Johnson & Johnson, the pharmaceutical and consumer goods giant, announced encouraging results this week from clinical trials of two of its key drug treatments.
The news led to a slight boost in Johnson & Johnson’s share price on Friday, as investors reacted positively to the company’s pipeline updates.
In the first announcement, Johnson & Johnson reported positive findings from a Phase 2a trial of JNJ-1802, its oral drug candidate for the mosquito-borne dengue virus.
The 26-day “human challenge” study involved intentionally exposing healthy participants to a weakened dengue strain before treating them with JNJ-1802 or a placebo. Those who received the drug showed clear “dose-dependent antiviral effects” compared to the placebo group, the company stated.
JNJ-1802 was also found to be safe and well-tolerated throughout the trial period. The drug was administered daily, beginning shortly before patients were infected with dengue.
The results indicate JNJ-1802’s potential to treat acute dengue infection, which causes flu-like illness in millions globally each year. Severe dengue can lead to hemorrhagic fever, organ failure, and death, especially in children.
There are currently no specific treatments approved for the dengue virus. An effective oral therapy like JNJ-1802 could be a useful option for controlling outbreaks.

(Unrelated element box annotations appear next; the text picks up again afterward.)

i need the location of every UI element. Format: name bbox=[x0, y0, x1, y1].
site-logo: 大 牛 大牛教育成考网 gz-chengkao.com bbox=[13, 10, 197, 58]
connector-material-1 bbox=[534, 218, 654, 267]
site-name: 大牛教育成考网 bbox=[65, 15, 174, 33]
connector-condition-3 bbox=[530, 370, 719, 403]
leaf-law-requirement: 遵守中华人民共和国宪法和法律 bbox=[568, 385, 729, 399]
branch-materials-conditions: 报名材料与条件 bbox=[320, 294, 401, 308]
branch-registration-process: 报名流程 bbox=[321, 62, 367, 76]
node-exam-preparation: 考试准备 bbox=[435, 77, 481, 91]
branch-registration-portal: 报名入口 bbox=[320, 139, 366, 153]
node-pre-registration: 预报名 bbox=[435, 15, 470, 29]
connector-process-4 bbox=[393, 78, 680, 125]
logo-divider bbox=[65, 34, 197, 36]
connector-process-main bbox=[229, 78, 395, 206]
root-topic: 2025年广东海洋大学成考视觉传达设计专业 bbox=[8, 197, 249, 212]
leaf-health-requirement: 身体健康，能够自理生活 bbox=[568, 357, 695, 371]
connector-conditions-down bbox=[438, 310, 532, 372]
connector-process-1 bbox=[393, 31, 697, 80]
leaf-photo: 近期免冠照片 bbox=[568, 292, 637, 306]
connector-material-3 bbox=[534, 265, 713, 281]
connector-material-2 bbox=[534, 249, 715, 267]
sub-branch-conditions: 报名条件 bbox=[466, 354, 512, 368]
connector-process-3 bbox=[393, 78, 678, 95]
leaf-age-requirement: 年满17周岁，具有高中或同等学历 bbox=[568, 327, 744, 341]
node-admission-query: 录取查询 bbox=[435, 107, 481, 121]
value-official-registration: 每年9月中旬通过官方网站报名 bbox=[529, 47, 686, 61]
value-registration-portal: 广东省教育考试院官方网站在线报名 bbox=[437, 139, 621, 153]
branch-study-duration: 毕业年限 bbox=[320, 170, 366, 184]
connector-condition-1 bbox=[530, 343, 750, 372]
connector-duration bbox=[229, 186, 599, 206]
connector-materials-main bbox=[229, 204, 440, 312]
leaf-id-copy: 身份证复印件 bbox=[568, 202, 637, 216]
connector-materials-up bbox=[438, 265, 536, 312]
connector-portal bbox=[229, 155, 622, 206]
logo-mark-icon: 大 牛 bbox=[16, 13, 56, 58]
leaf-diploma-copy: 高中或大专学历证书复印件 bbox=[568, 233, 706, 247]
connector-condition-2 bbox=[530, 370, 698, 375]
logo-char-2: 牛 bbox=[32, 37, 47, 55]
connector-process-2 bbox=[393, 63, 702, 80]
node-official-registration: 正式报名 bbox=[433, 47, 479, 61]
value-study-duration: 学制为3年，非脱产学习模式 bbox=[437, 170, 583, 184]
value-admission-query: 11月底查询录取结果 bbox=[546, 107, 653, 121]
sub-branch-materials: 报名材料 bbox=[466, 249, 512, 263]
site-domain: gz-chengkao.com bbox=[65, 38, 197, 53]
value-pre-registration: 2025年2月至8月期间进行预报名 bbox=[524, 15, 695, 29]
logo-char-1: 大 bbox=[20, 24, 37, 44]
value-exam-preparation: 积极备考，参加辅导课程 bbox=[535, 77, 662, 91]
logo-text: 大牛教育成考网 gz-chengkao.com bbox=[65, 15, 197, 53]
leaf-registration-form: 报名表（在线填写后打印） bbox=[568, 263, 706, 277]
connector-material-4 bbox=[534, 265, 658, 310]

Psoriasis Drug Approved for All Skin Tones
Separately, Johnson & Johnson announced that its psoriasis treatment Tremfya has been approved for use across all skin tones, following a robust clinical trial in people of color.
Previous studies of psoriasis drugs have focused almost exclusively on white populations. But new research showed Tremfya cleared psoriasis in 57% of African-American patients after four months of treatment.
The landmark findings make Tremfya the first psoriasis therapy expressly approved for patients of all races. It can now be reliably offered to psoriasis sufferers regardless of skin color.
The expanded approval highlights Johnson & Johnson’s commitment to advancing dermatology treatments for diverse populations. The company called it an important milestone toward health equity in medical research.